Specific Heat Capacity at Constant Pressure ($C_P$)
This is the amount of heat required to raise the temperature of one mole of a substance by one degree Celsius at constant pressure. It is also expressed in units of joules per mole per Kelvin (J/mol·K).
Formulas
The heat added or removed from a substance can be calculated using the formula:
$$ q = nC\Delta T $$
where:
- $q$ is the heat added or removed (in joules, J),
- $n$ is the number of moles,
- $C$ is the molar specific heat capacity (at constant volume $C_V$ or constant pressure $C_P$),
- $\Delta T$ is the change in temperature (in Kelvin, K or degrees Celsius, °C).
The relationship between the molar specific heat capacities at constant pressure and constant volume for an ideal gas is given by the equation:
$$ C_P - C_V = R $$
where:
- $R$ is the ideal gas constant, which is approximately 8.314 J/mol·K.

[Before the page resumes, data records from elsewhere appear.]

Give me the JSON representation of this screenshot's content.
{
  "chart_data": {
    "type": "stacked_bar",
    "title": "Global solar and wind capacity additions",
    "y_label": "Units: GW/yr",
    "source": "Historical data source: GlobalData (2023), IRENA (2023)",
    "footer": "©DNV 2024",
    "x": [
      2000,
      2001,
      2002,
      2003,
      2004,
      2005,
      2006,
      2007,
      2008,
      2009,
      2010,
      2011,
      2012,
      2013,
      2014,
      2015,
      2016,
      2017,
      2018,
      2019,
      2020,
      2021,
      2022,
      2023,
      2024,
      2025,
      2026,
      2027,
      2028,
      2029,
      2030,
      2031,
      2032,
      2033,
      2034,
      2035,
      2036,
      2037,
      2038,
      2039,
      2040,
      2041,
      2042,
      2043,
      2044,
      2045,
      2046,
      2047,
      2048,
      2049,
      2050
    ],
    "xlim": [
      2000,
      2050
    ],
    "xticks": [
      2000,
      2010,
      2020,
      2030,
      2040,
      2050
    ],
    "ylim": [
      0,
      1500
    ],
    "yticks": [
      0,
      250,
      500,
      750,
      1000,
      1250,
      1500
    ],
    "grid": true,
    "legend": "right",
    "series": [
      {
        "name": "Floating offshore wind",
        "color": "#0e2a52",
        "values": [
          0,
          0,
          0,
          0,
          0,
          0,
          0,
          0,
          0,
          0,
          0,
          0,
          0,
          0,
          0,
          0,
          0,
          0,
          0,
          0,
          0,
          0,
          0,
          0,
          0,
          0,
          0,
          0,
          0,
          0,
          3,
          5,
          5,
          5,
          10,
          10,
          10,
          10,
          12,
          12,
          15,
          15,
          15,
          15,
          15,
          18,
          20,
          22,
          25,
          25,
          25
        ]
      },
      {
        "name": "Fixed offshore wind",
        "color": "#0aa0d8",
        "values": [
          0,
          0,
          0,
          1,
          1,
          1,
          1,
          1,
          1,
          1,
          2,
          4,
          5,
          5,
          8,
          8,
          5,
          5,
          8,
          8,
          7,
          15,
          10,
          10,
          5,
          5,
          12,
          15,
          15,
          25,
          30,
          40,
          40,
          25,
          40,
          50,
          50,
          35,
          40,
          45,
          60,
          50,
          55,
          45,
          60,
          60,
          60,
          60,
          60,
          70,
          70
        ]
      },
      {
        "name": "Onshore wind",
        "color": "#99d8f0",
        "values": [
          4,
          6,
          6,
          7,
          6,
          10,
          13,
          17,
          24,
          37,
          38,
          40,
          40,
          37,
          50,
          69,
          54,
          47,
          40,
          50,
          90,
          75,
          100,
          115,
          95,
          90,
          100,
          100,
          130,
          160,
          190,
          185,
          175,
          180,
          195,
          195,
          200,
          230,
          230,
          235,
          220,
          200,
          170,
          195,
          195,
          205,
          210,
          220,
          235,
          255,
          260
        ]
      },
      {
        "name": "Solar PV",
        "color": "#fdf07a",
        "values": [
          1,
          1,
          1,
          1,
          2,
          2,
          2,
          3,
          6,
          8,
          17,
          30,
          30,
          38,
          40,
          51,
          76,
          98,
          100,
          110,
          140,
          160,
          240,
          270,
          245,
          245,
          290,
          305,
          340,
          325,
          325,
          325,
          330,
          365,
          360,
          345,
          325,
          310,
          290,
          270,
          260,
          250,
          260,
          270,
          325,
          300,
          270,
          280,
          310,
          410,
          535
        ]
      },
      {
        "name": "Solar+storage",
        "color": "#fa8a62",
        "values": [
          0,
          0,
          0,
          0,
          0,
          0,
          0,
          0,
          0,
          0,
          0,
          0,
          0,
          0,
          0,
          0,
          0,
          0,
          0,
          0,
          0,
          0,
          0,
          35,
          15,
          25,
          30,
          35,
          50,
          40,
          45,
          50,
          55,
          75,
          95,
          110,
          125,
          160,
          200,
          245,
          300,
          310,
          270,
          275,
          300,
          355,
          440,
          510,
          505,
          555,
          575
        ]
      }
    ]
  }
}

Differences and Important Points
| Property | Specific Heat at Constant Volume ($C_V$) | Specific Heat at Constant Pressure ($C_P$) |
|---|---|---|
| Definition | Heat required to raise the temperature of one mole of a substance by 1°C at constant volume. | Heat required to raise the temperature of one mole of a substance by 1°C at constant pressure. |
| Formula | $q = nC_V\Delta T$ | $q = nC_P\Delta T$ |
| Units | J/mol·K | J/mol·K |
| For Ideal Gases | $C_V$ is typically lower than $C_P$ because no work is done against external pressure. | $C_P$ is higher than $C_V$ because the system does work on the surroundings by expanding. |
| Relationship | $C_P - C_V = R$ | $C_P = C_V + R$ |
Examples
Example 1: Calculating Heat Added
Suppose you have 2 moles of an ideal gas at constant pressure, and you want to increase its temperature from 25°C to 35°C. The molar specific heat capacity at constant pressure for the gas is $29 J/mol·K$. How much heat is required?
Using the formula:
$$ q = nC_P\Delta T $$
we get:
$$ q = 2 \text{ moles} \times 29 \frac{J}{mol·K} \times (35°C - 25°C) $$ $$ q = 2 \times 29 \times 10 $$ $$ q = 580 J $$
So, 580 joules of heat are required to raise the temperature of the gas by 10°C at constant pressure.
Example 2: Relationship Between $C_P$ and $C_V$
For an ideal gas, if the molar specific heat capacity at constant volume ($C_V$) is 20.8 J/mol·K, what is the molar specific heat capacity at constant pressure ($C_P$)?
Using the relationship:
$$ C_P = C_V + R $$
and substituting the values:
$$ C_P = 20.8 \frac{J}{mol·K} + 8.314 \frac{J}{mol·K} $$ $$ C_P = 29.114 \frac{J}{mol·K} $$
Therefore, the molar specific heat capacity at constant pressure is approximately 29.114 J/mol·K.
Conclusion
Understanding molar specific heat capacities is crucial for solving problems in thermodynamics related to heat transfer and temperature changes in substances. The distinction between $C_V$ and $C_P$ is particularly important for gases, where the ability to do work on the surroundings (or have work done on them) at constant pressure must be taken into account. Remembering the relationship between $C_P$ and $C_V$ and the ideal gas constant is a key part of working with these concepts in a practical context.